The shout outs to various freeways will feel secondhand to anyone who has ever spent an extended amount of time in the city, even if to others it might sound like something out of the SNL sketch “The Californians.” And it’s that symphony of random numbers that make Ambulance just like any other car chase. Part of the reason you’re drawn in is because you want to figure out where they are going and how they are going to get there. It’s like a puzzle constructed out of LA’s infrastructure.

But, of course, you can’t watch a car chase without feeling that insidious creep of voyeurism. The pit of your gut knows that human lives are at stake, and yet you watch anyway. Jake Gyllenhaal, who wants his performance to be as big as Bay’s booms here, has explored this in Nightcrawler, Dan Gilroy’s 2014 thriller about Los Angeles local news’ bloodlust. Ambulance is not Nightcrawler.
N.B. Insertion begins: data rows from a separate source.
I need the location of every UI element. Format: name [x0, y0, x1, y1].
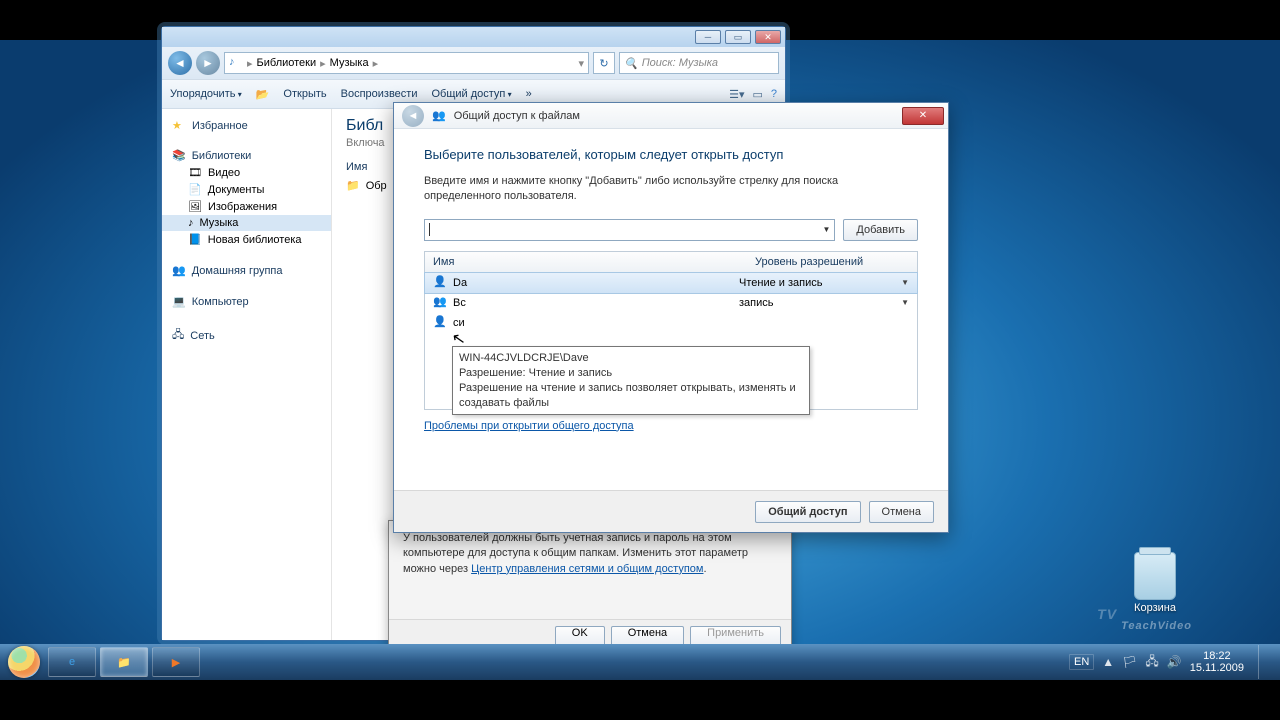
- user-row-everyone[interactable]: 👥 Вс запись▼: [425, 293, 917, 313]
- back-button[interactable]: ◄: [168, 51, 192, 75]
- user-icon: 👤: [433, 275, 449, 291]
- system-tray: EN ▲ 🏳 🖧 🔊 18:22 15.11.2009: [1069, 645, 1276, 679]
- search-icon: 🔍: [624, 57, 638, 70]
- sidebar-libraries[interactable]: 📚Библиотеки: [162, 145, 331, 164]
- windows-logo-icon: [8, 646, 40, 678]
- taskbar-explorer[interactable]: 📁: [100, 647, 148, 677]
- open-icon: 📂: [256, 88, 270, 101]
- troubleshoot-link[interactable]: Проблемы при открытии общего доступа: [424, 420, 634, 432]
- preview-pane-button[interactable]: ▭: [752, 88, 762, 101]
- search-box[interactable]: 🔍 Поиск: Музыка: [619, 52, 779, 74]
- properties-dialog: У пользователей должны быть учетная запи…: [388, 520, 792, 654]
- taskbar: e 📁 ▶ EN ▲ 🏳 🖧 🔊 18:22 15.11.2009: [0, 644, 1280, 680]
- explorer-titlebar[interactable]: ─ ▭ ✕: [162, 27, 785, 47]
- permission-dropdown[interactable]: ▼: [901, 278, 909, 287]
- libraries-icon: 📚: [172, 149, 186, 162]
- refresh-button[interactable]: ↻: [593, 52, 615, 74]
- help-button[interactable]: ?: [771, 88, 777, 101]
- search-placeholder: Поиск: Музыка: [642, 57, 718, 69]
- sidebar-computer[interactable]: 💻Компьютер: [162, 291, 331, 310]
- music-icon: ♪: [229, 56, 243, 70]
- explorer-sidebar: ★Избранное 📚Библиотеки 🎞Видео 📄Документы…: [162, 109, 332, 640]
- wizard-title: Общий доступ к файлам: [454, 110, 580, 122]
- add-button[interactable]: Добавить: [843, 219, 918, 241]
- pictures-icon: 🖼: [188, 200, 202, 213]
- share-button[interactable]: Общий доступ: [431, 88, 511, 100]
- user-combobox[interactable]: ▼: [424, 219, 835, 241]
- sidebar-item-music[interactable]: ♪Музыка: [162, 215, 331, 231]
- star-icon: ★: [172, 119, 186, 133]
- chevron-down-icon[interactable]: ▼: [822, 225, 830, 234]
- volume-icon[interactable]: 🔊: [1167, 655, 1182, 669]
- user-row-system[interactable]: 👤 си: [425, 313, 917, 333]
- forward-button[interactable]: ►: [196, 51, 220, 75]
- column-permission[interactable]: Уровень разрешений: [747, 252, 917, 272]
- wizard-back-button[interactable]: ◄: [402, 105, 424, 127]
- share-button[interactable]: Общий доступ: [755, 501, 860, 523]
- user-icon: 👤: [433, 315, 449, 331]
- desktop: ─ ▭ ✕ ◄ ► ♪ ▸ Библиотеки ▸ Музыка ▸ ▾ ↻ …: [0, 40, 1280, 680]
- sidebar-item-video[interactable]: 🎞Видео: [162, 164, 331, 181]
- maximize-button[interactable]: ▭: [725, 30, 751, 44]
- breadcrumb-current[interactable]: Музыка: [330, 57, 369, 69]
- music-icon: ♪: [188, 217, 194, 229]
- computer-icon: 💻: [172, 295, 186, 308]
- wizard-heading: Выберите пользователей, которым следует …: [424, 147, 918, 162]
- tray-up-icon[interactable]: ▲: [1102, 655, 1114, 669]
- breadcrumb-root[interactable]: Библиотеки: [257, 57, 317, 69]
- recycle-bin-icon: [1134, 552, 1176, 600]
- documents-icon: 📄: [188, 183, 202, 196]
- view-button[interactable]: ☰▾: [729, 88, 744, 101]
- file-sharing-wizard: ◄ 👥 Общий доступ к файлам ✕ Выберите пол…: [393, 102, 949, 533]
- clock[interactable]: 18:22 15.11.2009: [1190, 650, 1244, 674]
- sidebar-item-documents[interactable]: 📄Документы: [162, 181, 331, 198]
- taskbar-ie[interactable]: e: [48, 647, 96, 677]
- wizard-close-button[interactable]: ✕: [902, 107, 944, 125]
- show-desktop-button[interactable]: [1258, 645, 1270, 679]
- permission-dropdown[interactable]: ▼: [901, 298, 909, 307]
- tooltip: WIN-44CJVLDCRJE\Dave Разрешение: Чтение …: [452, 346, 810, 415]
- more-button[interactable]: »: [526, 88, 532, 100]
- address-bar[interactable]: ♪ ▸ Библиотеки ▸ Музыка ▸ ▾: [224, 52, 589, 74]
- wizard-titlebar[interactable]: ◄ 👥 Общий доступ к файлам ✕: [394, 103, 948, 129]
- folder-icon: 📁: [346, 179, 360, 192]
- minimize-button[interactable]: ─: [695, 30, 721, 44]
- user-row-dave[interactable]: 👤 Da Чтение и запись▼: [424, 272, 918, 294]
- language-indicator[interactable]: EN: [1069, 654, 1094, 670]
- wizard-instruction: Введите имя и нажмите кнопку "Добавить" …: [424, 174, 918, 205]
- sharing-icon: 👥: [432, 109, 446, 122]
- explorer-icon: 📁: [117, 656, 131, 669]
- network-tray-icon[interactable]: 🖧: [1145, 652, 1158, 673]
- wizard-cancel-button[interactable]: Отмена: [869, 501, 934, 523]
- action-center-icon[interactable]: 🏳: [1122, 655, 1137, 669]
- organize-button[interactable]: Упорядочить: [170, 88, 242, 100]
- explorer-navbar: ◄ ► ♪ ▸ Библиотеки ▸ Музыка ▸ ▾ ↻ 🔍 Поис…: [162, 47, 785, 79]
- network-center-link[interactable]: Центр управления сетями и общим доступом: [471, 563, 703, 575]
- watermark: TVTeachVideo: [1097, 605, 1192, 636]
- video-icon: 🎞: [188, 166, 202, 179]
- network-icon: 🖧: [172, 326, 184, 345]
- homegroup-icon: 👥: [172, 264, 186, 277]
- sidebar-item-pictures[interactable]: 🖼Изображения: [162, 198, 331, 215]
- taskbar-wmp[interactable]: ▶: [152, 647, 200, 677]
- play-button[interactable]: Воспроизвести: [341, 88, 418, 100]
- start-button[interactable]: [4, 645, 44, 679]
- ie-icon: e: [69, 656, 75, 668]
- open-button[interactable]: Открыть: [283, 88, 326, 100]
- close-button[interactable]: ✕: [755, 30, 781, 44]
- group-icon: 👥: [433, 295, 449, 311]
- wmp-icon: ▶: [172, 656, 180, 669]
- sidebar-item-newlib[interactable]: 📘Новая библиотека: [162, 231, 331, 248]
- sidebar-favorites[interactable]: ★Избранное: [162, 115, 331, 135]
- sidebar-homegroup[interactable]: 👥Домашняя группа: [162, 260, 331, 279]
- sidebar-network[interactable]: 🖧Сеть: [162, 322, 331, 347]
- library-icon: 📘: [188, 233, 202, 246]
- column-name[interactable]: Имя: [425, 252, 747, 272]
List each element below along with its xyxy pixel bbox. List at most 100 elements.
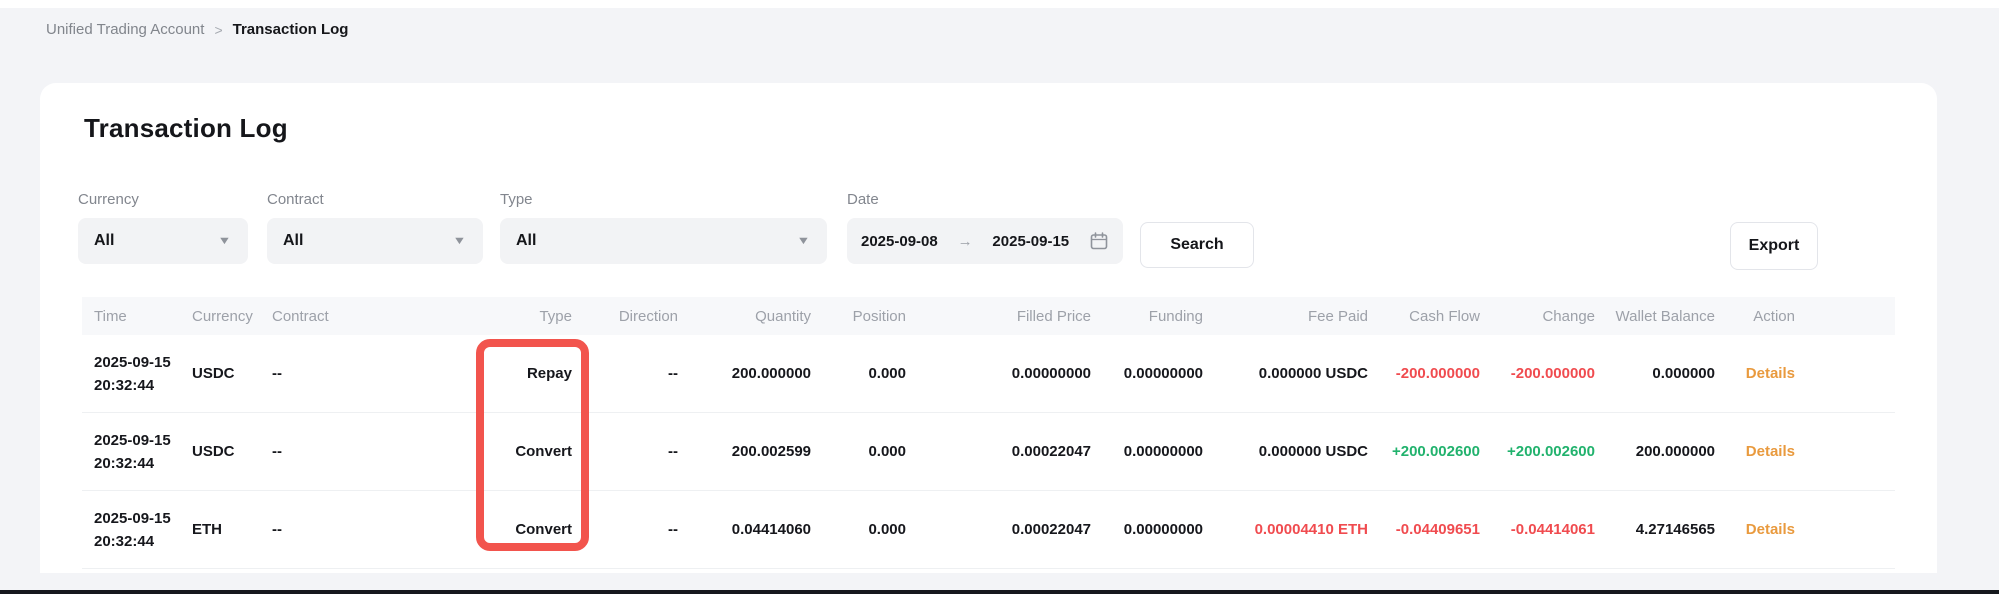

Bay, as is typical for the man behind the Transformers franchise, is not one for nuance. He’s not asking the viewers to morally question why they can’t look away; He’s just trying to entrance them. But in that way it’s almost more accurate to the car chase-watching experience. It’s unequivocally entertainment, but that queasy feeling is not just because Bay’s camera makes you feel like you’re on a roller coaster. Just like real life, Bay relishes in treating humans like toys for our enjoyment.